There are several limitations of note in this study. First, because the EBUS-guided biopsy is unavailable at our center, comparative study regarding this issue could not be performed. Second, trucut needle is commercially unavailable due to safety problem; the findings of this study cannot generally be applied for evaluation of mediastinal lymphadenopathy in clinical practice. Third, current retrospective study was performed using old database in single low volume center. Over the last 10 years, novel FNB needle designs have been developed. 19G Trucut needle was used for acquisition of histological tissue samples for immunohistochemistry at our center. However, 19G trucut needle is not flexible, and its stiffness might render difficulty of sampling in certain situations. Difficulty of manipulation and safety issue limited the use of trucut needle in clinical practice. Nowadays, it has been replaced to ProCore® needle or newer end-cutting FNB needle (SharkCore™ or Acquire™). Fourth, not all patients with mediastinal lymphadenopathy were attempted EUS-guided biopsy. Some patients were initially excluded from the EUS-guided biopsy due to coagulopathy, use of anticoagulant, and difficult location to access by EUS. So, there would be potential of selection bias, and adverse event would be underestimated.

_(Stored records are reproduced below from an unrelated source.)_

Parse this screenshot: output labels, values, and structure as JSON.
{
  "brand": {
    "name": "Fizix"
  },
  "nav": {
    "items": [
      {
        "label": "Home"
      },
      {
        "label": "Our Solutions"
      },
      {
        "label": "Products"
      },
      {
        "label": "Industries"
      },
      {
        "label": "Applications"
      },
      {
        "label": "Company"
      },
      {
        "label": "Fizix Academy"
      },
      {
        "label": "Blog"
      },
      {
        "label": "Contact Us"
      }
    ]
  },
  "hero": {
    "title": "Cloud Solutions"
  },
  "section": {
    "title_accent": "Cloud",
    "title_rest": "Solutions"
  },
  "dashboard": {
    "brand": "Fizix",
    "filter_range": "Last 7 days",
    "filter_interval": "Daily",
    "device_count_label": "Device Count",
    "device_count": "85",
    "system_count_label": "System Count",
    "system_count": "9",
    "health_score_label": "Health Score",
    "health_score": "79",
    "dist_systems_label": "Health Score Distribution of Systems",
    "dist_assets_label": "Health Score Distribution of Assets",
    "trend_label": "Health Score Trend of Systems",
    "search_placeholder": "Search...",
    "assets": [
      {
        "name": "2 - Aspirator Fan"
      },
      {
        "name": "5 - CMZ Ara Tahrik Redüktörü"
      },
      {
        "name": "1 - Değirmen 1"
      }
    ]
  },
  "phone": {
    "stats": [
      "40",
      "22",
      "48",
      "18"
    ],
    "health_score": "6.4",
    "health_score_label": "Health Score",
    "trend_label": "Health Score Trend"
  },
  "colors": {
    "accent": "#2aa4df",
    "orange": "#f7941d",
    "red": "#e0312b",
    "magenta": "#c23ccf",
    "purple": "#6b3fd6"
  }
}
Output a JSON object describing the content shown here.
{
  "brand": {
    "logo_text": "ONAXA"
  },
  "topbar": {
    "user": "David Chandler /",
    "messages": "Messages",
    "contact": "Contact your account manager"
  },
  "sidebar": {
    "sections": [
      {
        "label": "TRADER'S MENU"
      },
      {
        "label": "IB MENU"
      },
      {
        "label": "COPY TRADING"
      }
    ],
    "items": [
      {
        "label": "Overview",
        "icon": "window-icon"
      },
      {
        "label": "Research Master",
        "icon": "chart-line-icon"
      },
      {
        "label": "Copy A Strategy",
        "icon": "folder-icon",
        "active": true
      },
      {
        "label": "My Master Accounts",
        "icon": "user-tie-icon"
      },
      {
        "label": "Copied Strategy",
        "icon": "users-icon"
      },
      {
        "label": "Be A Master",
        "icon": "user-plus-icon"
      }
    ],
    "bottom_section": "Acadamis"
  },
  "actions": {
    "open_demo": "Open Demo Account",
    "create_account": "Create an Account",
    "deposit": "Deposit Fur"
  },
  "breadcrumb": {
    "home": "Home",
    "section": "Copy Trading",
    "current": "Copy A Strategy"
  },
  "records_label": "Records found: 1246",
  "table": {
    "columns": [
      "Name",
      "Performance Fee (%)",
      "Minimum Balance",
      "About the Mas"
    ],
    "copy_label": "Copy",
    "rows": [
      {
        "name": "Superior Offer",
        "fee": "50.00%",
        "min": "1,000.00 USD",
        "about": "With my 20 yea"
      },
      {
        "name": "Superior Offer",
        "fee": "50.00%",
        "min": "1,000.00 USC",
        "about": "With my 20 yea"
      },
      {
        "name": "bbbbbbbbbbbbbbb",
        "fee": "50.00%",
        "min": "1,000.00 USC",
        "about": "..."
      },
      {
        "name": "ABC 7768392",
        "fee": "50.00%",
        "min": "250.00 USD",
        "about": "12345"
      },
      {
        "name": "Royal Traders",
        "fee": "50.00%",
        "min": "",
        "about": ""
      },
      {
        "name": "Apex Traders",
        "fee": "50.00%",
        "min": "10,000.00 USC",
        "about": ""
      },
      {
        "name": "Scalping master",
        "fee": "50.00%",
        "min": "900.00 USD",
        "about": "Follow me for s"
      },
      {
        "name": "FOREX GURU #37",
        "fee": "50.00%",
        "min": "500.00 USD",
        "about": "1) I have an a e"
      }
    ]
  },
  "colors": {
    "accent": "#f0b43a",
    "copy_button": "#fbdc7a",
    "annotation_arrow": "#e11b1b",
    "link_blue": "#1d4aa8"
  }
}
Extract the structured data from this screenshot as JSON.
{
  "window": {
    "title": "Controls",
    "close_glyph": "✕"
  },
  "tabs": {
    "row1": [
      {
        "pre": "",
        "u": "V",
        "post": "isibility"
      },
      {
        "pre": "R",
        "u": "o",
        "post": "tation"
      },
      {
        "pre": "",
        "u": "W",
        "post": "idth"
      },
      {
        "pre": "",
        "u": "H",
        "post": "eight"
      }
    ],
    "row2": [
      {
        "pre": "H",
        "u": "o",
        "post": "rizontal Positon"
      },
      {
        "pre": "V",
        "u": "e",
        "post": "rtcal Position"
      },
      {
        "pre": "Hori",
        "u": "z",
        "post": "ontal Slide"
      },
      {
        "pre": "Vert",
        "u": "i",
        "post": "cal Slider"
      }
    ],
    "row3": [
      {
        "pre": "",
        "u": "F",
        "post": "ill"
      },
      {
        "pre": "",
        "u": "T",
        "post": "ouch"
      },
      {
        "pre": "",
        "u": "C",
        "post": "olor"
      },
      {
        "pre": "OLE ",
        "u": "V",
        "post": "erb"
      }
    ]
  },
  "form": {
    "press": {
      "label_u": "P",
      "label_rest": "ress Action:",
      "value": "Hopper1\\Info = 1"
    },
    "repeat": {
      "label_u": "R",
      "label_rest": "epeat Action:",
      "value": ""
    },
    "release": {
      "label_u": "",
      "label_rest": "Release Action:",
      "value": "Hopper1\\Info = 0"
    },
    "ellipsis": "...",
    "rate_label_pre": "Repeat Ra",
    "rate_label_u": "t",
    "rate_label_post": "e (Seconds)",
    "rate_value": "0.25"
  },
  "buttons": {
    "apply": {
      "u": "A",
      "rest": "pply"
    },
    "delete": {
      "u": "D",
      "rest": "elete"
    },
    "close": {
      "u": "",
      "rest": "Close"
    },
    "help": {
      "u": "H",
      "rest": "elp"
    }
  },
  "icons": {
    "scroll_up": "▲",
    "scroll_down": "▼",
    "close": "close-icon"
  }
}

Therefore, a randomized, controlled trial in large volume multicenter is needed to assess the efficacy and safety of EUS and EBUS in the future.

In conclusion, the EUS-guided fine needle biopsy can be a useful method for pathologic confirmation of mediastinal nodal lesions, particularly at centers in which EBUS-guided biopsy is unavailable.